Carper’s new communications director, Bette Phelan. Previously the spokeswoman to former Sen. John Breaux (D-La.) for 12 years, Phelan is hardly new to the workings of Capitol Hill, and one can feel the ease with which she handles her new post.

Phelan grew up on a farm in Quakertown, Pa. It was as rural and quiet as it gets, with beef cattle, chickens and sheep — a far cry from the big-city noise of the nation’s capital.

She first moved to Washington to study international relations and French at American University. One of the highlights of her life was living in Paris for a year. It was memorable — she studied at the Sorbonne and fell in love. “It was wonderful,” she says. “I love the city.”

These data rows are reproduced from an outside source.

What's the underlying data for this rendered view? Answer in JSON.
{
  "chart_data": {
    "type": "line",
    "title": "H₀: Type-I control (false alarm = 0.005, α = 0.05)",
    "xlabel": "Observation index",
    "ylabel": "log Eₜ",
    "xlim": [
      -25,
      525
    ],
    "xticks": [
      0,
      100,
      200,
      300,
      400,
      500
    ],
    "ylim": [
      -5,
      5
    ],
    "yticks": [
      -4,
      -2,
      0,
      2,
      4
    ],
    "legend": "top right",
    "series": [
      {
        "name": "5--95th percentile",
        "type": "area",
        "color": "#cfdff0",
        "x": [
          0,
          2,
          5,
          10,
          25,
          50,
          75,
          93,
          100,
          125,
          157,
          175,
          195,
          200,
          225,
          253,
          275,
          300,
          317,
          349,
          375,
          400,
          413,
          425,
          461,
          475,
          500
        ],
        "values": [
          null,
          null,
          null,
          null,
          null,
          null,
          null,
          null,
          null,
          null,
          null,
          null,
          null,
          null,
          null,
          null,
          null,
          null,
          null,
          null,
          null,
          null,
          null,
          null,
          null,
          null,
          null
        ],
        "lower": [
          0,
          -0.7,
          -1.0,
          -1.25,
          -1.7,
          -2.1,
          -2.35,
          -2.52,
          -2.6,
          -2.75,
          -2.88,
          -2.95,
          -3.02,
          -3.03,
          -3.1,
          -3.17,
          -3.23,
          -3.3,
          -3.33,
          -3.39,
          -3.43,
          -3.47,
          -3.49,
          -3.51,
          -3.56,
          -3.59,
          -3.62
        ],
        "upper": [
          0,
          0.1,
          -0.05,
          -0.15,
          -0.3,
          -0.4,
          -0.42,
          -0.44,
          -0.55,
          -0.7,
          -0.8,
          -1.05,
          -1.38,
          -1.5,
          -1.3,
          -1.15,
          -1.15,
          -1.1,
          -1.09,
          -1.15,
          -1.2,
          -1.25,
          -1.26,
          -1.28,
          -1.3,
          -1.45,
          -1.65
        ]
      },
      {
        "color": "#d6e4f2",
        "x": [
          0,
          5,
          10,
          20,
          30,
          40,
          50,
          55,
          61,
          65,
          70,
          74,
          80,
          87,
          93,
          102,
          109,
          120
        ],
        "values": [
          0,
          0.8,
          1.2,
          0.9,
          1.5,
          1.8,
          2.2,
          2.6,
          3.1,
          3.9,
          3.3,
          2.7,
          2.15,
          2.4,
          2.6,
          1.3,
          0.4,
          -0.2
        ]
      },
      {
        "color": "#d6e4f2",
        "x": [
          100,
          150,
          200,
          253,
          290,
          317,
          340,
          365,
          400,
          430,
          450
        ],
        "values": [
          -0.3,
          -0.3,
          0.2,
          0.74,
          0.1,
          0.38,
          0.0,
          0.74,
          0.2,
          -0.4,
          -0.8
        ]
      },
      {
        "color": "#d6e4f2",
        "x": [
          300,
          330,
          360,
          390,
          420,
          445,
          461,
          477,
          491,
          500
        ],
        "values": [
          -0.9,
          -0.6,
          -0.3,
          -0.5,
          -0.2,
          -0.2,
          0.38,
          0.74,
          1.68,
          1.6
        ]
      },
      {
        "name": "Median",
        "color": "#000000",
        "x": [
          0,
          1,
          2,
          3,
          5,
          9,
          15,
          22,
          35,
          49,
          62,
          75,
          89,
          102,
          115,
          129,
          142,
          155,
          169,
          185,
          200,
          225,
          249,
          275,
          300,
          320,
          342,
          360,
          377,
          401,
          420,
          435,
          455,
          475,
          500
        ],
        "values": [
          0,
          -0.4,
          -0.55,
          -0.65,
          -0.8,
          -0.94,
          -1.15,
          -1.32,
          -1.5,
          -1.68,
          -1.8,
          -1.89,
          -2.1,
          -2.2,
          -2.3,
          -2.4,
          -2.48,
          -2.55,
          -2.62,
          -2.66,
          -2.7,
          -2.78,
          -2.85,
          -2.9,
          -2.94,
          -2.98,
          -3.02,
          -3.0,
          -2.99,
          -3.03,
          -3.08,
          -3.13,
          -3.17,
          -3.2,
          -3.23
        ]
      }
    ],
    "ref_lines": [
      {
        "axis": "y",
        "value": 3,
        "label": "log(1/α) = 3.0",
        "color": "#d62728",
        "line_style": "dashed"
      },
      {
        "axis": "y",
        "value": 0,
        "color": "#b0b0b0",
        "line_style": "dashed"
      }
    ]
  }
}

After college, she studied graduate-level journalism at the University of Missouri and then worked as a reporter for the Amarillo Globe News in Amarillo, Texas.

Eventually she moved back to Pennsylvania, where she worked for Democratic Gov. Bob Casey Sr., as his deputy press aide. She then came to Washington and worked for the Democratic Leadership Council, which is where she met Breaux, who at the time served as chairman.

Phelan stresses that working for Carper is a whole new experience. “You have to play to each member’s strengths,” she says. “Some are better on TV; some are better at giving speeches.”

In the end, says Phelan, “Good policy makes good press.”